The different polyadenylated transcript isoforms could be regulated the transcriptional (64
) as well as posttranscriptional (60
) levels, and the role of these two processes in polyadenylation may not be readily separable (66
). As most regulatory mechanisms that act in 3′ UTRs are thought to be repressive and not activating (5
), it is likely that if the causative factor is a canonical UTR-regulation mechanism such as that of miRNAs, then it must be downregulated in cancer. An alternative explanation is that non-canonical, isoform-dependent, UTR regulatory factors that do not repress, but activate (e.g. polyadenylation/cleavage proteins) short isoform levels are upregulated in cancer. Identification of potential isoform-dependent regulatory roles for Pabpc1, H3K36Me3, and the ATATAT motif that is linked to the yeast heterogeneous nuclear ribonucleoproteins (hnRNP)-like protein Hrp1 highlights the possibility of such isoform-dependent factors. Hrp1 contains two tandem RNA Recognition Motifs domain, an arrangement shared by various human hnRNPs. Although the protein sequence of Hrp1 is similar to all human hnRNPs, the Hrp1 mRNA sequence is most similar to hnRNPA3. Several hnRNP proteins seem upregulated in tumor, including one of the hnRNPA3 isoforms that is upregulated in four of the five tumor samples. Similarly, across all five samples, Pabpc1 reads in tumor samples are higher than that of normal tissues; manifesting greater than 2-fold up-regulation in lung and kidney samples. Given the emerging theme that polyadenylation is interlinked to other key processes such as transcription elongation and posttranscriptional regulation (64
), some of these regulatory marks such as H3K36Me3 may play a dual role in controlling both transcription and polyadenylation of the isoforms.
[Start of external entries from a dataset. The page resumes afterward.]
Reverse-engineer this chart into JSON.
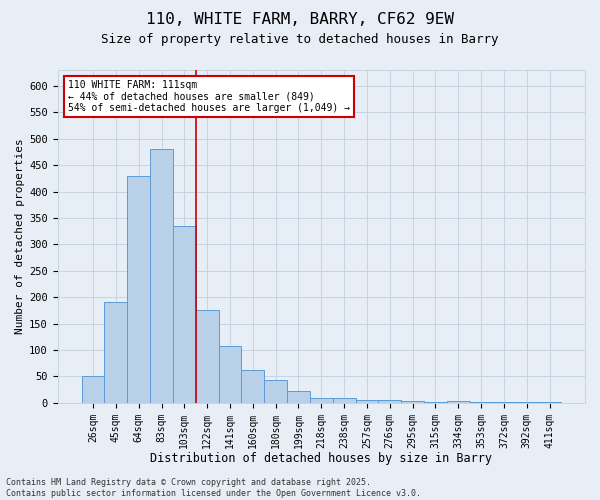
{
  "title": "110, WHITE FARM, BARRY, CF62 9EW",
  "subtitle": "Size of property relative to detached houses in Barry",
  "xlabel": "Distribution of detached houses by size in Barry",
  "ylabel": "Number of detached properties",
  "categories": [
    "26sqm",
    "45sqm",
    "64sqm",
    "83sqm",
    "103sqm",
    "122sqm",
    "141sqm",
    "160sqm",
    "180sqm",
    "199sqm",
    "218sqm",
    "238sqm",
    "257sqm",
    "276sqm",
    "295sqm",
    "315sqm",
    "334sqm",
    "353sqm",
    "372sqm",
    "392sqm",
    "411sqm"
  ],
  "values": [
    50,
    190,
    430,
    480,
    335,
    175,
    108,
    62,
    44,
    22,
    10,
    10,
    6,
    6,
    4,
    2,
    4,
    2,
    2,
    1,
    1
  ],
  "bar_color": "#b8d0e8",
  "bar_edge_color": "#5b9bd5",
  "grid_color": "#c8d4e4",
  "background_color": "#e8eef6",
  "vline_x_index": 4,
  "vline_color": "#cc0000",
  "annotation_line1": "110 WHITE FARM: 111sqm",
  "annotation_line2": "← 44% of detached houses are smaller (849)",
  "annotation_line3": "54% of semi-detached houses are larger (1,049) →",
  "annotation_box_facecolor": "#ffffff",
  "annotation_box_edgecolor": "#cc0000",
  "footer": "Contains HM Land Registry data © Crown copyright and database right 2025.\nContains public sector information licensed under the Open Government Licence v3.0.",
  "ylim_max": 630,
  "yticks": [
    0,
    50,
    100,
    150,
    200,
    250,
    300,
    350,
    400,
    450,
    500,
    550,
    600
  ]
}
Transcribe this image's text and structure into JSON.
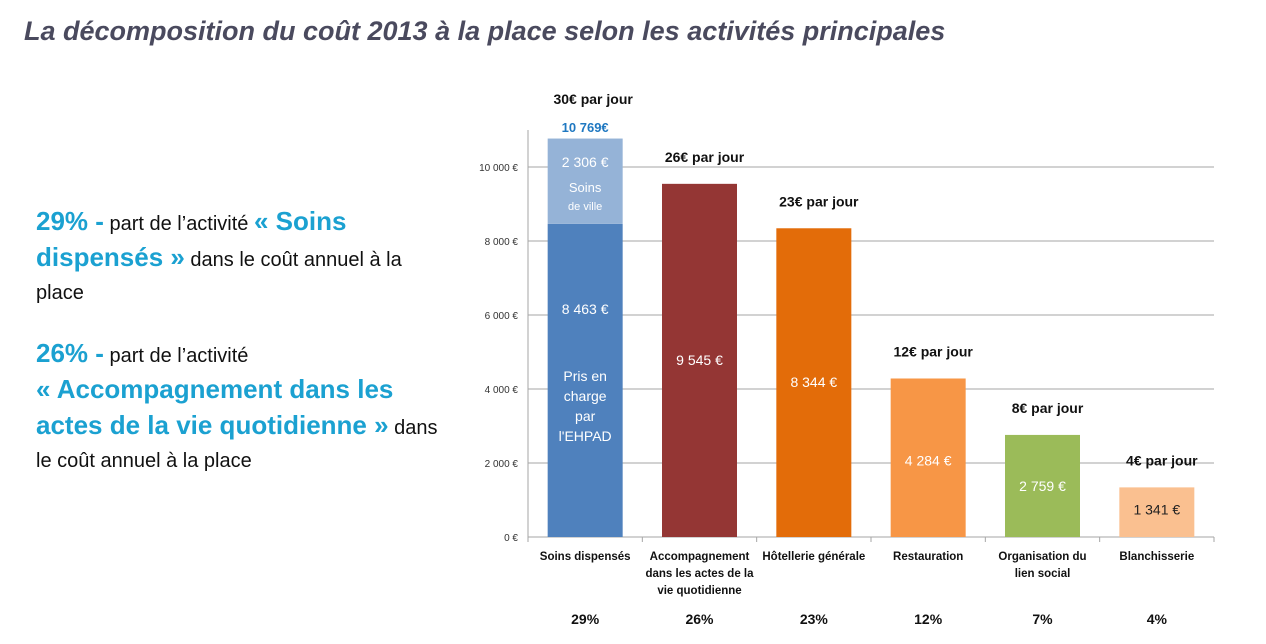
{
  "title": "La décomposition du coût 2013 à la place selon les activités principales",
  "left_text": {
    "p1": {
      "pct": "29% -",
      "t1": " part de l’activité ",
      "hl": "« Soins dispensés »",
      "t2": " dans le coût annuel à la place"
    },
    "p2": {
      "pct": "26% -",
      "t1": " part de l’activité ",
      "hl": "« Accompagnement dans les actes de la vie quotidienne »",
      "t2": " dans le coût annuel à la place"
    }
  },
  "chart_data": {
    "type": "bar",
    "title": "",
    "xlabel": "",
    "ylabel": "",
    "ylim": [
      0,
      10000
    ],
    "yticks": [
      0,
      2000,
      4000,
      6000,
      8000,
      10000
    ],
    "ytick_labels": [
      "0 €",
      "2 000 €",
      "4 000 €",
      "6 000 €",
      "8 000 €",
      "10 000 €"
    ],
    "grid": true,
    "categories": [
      [
        "Soins dispensés"
      ],
      [
        "Accompagnement",
        "dans les actes de la",
        "vie quotidienne"
      ],
      [
        "Hôtellerie générale"
      ],
      [
        "Restauration"
      ],
      [
        "Organisation du",
        "lien social"
      ],
      [
        "Blanchisserie"
      ]
    ],
    "values": [
      10769,
      9545,
      8344,
      4284,
      2759,
      1341
    ],
    "value_labels": [
      "10 769€",
      "9 545 €",
      "8 344 €",
      "4 284 €",
      "2 759 €",
      "1 341 €"
    ],
    "per_day_labels": [
      "30€ par jour",
      "26€ par jour",
      "23€ par jour",
      "12€ par jour",
      "8€ par jour",
      "4€ par jour"
    ],
    "shares": [
      "29%",
      "26%",
      "23%",
      "12%",
      "7%",
      "4%"
    ],
    "colors": [
      "#4f81bd",
      "#943634",
      "#e36c09",
      "#f79646",
      "#9bbb59",
      "#fac090"
    ],
    "stack_first": {
      "segments": [
        {
          "name": "Pris en charge par l'EHPAD",
          "value": 8463,
          "label": "8 463 €",
          "text": [
            "Pris en",
            "charge",
            "par",
            "l'EHPAD"
          ],
          "color": "#4f81bd"
        },
        {
          "name": "Soins de ville",
          "value": 2306,
          "label": "2 306 €",
          "text": [
            "Soins",
            "de ville"
          ],
          "color": "#95b3d7"
        }
      ],
      "total_color": "#1f78c1"
    }
  }
}
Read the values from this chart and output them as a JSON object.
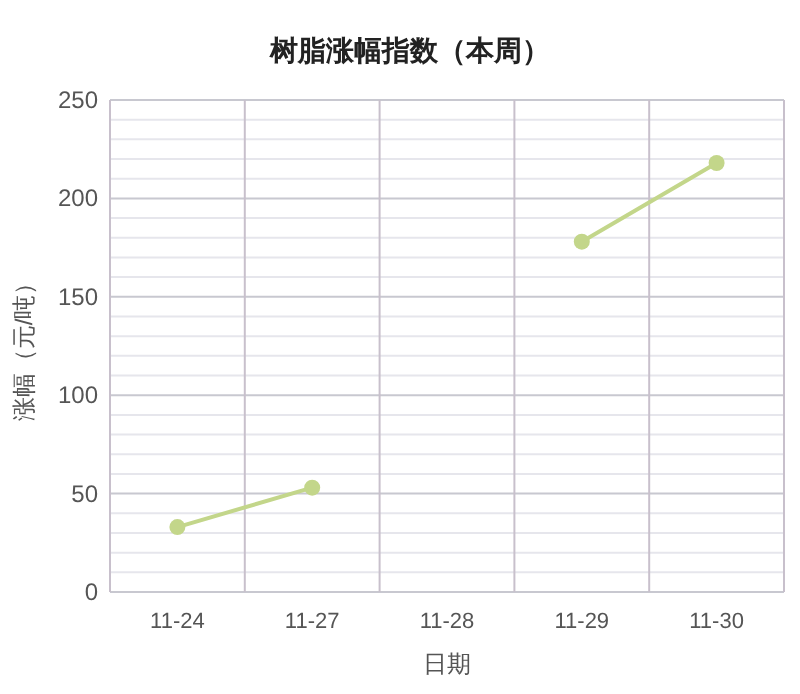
{
  "chart_data": {
    "type": "line",
    "title": "树脂涨幅指数（本周）",
    "xlabel": "日期",
    "ylabel": "涨幅（元/吨）",
    "categories": [
      "11-24",
      "11-27",
      "11-28",
      "11-29",
      "11-30"
    ],
    "series": [
      {
        "color": "#c3d68a",
        "values": [
          33,
          53,
          null,
          178,
          218
        ]
      }
    ],
    "ylim": [
      0,
      250
    ],
    "yticks": [
      0,
      50,
      100,
      150,
      200,
      250
    ],
    "grid": true,
    "marker": "circle",
    "line_style": "solid"
  }
}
In summary, we built a comprehensive polyadenylation and APA map, which is made publically available as a webserver (johnlab.org/xpad) and as a UCSC track hub (http://www.johnlab.org/xpad/Hub/UCSC.txt
). We have highlighted potential uses of the resource in studying polyadenylation-mediated gene regulation and generated new insights into the regulation of polyadenylation with an emphasis on gene isoform-dependent signatures in cancer. Although these observations will need to be followed up with more detailed studies, xPAD serves as a unique tool to investigate various questions in biology, relating to polyadenylation, APA-mediated gene regulation, gene expression analysis, and discovery of new genes and gene isoforms. We aim to further expand xPAD with additional samples (tissue-types, cancer-subtypes, and cell lines), with the goal of defining gene-isoform signatures that may be useful for diagnosis or prognosis of specific human diseases, particularly in cancer (39
). These studies which provide cell-type specific annotation and usage of 3′ UTRs are expected to also help other genome-wide studies of UTRs such as miRNA target analysis (68
), which could benefit by incorporating the expression levels of individual 3′ UTR isoforms.